Le travail était bien payé. J’avais un mentor de renom. Et ma conscience était passé en mode off, tout ce que j’avais à faire c’était de nettoyer des scènes macabres, maquiller d’autres en suicide. Je me sentais comme le scénariste d’un film, le fossoyeur de l’ombre. Le « Cleaner ». C’était devenu une routine que je cachais bien entendu à ma mère, lui mentant, nous remplissant les poches peu à peu, remontant la pente avec rapidité. Retrouvant logement, argent, nourriture, et surtout la dignité que j’espérai tant. Mais à quel prix ? Celle de mon innocence.

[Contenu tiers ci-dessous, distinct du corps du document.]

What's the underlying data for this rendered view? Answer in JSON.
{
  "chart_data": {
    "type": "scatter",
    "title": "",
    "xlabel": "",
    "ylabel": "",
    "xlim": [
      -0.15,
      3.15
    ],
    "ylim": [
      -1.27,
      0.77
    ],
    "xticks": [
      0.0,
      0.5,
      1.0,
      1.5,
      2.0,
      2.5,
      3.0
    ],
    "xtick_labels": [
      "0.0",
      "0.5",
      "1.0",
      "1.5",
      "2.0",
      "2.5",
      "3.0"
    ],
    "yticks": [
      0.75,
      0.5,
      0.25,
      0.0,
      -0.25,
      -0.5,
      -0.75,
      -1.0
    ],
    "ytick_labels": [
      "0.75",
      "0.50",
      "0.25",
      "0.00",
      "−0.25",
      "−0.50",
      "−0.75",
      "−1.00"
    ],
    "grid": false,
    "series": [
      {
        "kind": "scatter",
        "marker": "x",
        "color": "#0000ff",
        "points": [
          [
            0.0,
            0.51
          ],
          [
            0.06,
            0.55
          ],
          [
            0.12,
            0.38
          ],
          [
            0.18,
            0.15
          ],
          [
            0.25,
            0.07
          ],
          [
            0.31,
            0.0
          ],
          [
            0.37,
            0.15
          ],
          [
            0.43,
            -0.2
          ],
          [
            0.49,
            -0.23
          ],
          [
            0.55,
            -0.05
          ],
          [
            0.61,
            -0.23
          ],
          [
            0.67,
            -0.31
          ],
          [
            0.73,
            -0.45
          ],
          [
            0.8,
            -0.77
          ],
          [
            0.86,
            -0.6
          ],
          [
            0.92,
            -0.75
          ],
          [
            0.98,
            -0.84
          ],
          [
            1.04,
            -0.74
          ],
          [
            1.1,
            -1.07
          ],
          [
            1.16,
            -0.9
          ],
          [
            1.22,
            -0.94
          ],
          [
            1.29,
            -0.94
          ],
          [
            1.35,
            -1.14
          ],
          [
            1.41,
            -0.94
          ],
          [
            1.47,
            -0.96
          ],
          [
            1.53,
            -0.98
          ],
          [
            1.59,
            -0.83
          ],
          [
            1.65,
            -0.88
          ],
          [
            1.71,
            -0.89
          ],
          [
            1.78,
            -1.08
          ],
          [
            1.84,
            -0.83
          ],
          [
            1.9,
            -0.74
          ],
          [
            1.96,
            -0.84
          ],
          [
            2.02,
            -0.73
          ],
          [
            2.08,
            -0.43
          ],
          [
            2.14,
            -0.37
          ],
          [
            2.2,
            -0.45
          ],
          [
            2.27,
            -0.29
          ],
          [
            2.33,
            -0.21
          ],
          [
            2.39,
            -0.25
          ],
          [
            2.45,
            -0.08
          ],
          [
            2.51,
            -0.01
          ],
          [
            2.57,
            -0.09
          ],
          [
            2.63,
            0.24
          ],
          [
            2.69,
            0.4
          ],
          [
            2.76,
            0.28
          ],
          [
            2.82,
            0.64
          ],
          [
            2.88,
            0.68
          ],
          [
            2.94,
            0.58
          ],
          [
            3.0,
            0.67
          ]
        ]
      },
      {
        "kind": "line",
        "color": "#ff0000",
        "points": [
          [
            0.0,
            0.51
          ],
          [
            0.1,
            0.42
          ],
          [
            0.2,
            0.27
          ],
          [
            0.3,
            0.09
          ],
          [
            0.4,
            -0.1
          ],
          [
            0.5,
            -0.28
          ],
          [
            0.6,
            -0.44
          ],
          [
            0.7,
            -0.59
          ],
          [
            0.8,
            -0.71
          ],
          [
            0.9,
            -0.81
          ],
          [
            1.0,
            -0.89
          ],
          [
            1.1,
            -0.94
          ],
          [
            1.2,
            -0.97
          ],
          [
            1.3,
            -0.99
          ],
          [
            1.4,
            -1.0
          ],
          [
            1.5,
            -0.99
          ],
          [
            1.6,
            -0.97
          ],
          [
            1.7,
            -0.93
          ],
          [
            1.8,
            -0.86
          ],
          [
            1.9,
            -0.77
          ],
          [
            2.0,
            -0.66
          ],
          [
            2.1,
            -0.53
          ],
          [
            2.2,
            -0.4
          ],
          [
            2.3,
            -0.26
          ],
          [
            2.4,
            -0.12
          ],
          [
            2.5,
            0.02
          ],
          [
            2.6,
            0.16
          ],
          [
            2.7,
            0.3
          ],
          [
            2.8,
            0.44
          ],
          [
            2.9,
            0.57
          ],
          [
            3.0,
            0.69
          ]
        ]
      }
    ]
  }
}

4. Hohenstaufen. C’était donc son nom de famille. A cet enflure qui avait eu le culot d’abandonner ma mère. Le retrouver n’avait pas été bien compliqué, surtout avec les précisions de la mère. Je lui réservais un sort des plus terribles, commençant par nous rendre l’argent qu’il nous devait, celle qu’il avait tant, alors que nous vivions autrefois dans la rue. Je l’ai traîné en justice, prouvant par mon ADN que cet individu n’était autre que mon géniteur. La première fois que je l’ai aperçu c’était durant une audience, un homme grand brun, d’origine allemande qui avait causé le malheur, ravagé le bonheur de ma mère et lui aurait de plus mangé un bout de son cerveau, puisque même devant lui, elle semblait encore raide dingue. Je n’arrive pas à comprendre. Je suis partagée entre la colère et la joie. Un mélange qui me rendait dingue. Je gagne. Les dettes de ma mère s’effondrent enfin, et pour la première fois depuis longtemps je me sens bien. Reposé. En paix concernant l’argent. Ce qui ne m’empêche pas de continuer mes petits extras bien payés. Il me reconnait enfin, je gagne son nom mais me promet de le salir autant que possible. Et je suis de nouveau partagé entre l’envie de ne plus jamais le revoir et celle de lui bouffer son fric. De le rendre poisseux, misérable. De le mettre en galère, de lui faire comprendre ce qu’on a enduré moi, nous. Alors, je m’inscris à Harvard en sachant pertinemment que je n’étais pas le meilleur, et il accepte, s’engageant à payer mes années. Puis y’a Miles. Mon demi-frère. Un rejeton, lui aussi, mais le caractère aussi acerbe que notre donneur de sperme. Une nouvelle vie qui s'offre à moi, et que je compte absolument pas laisser passer.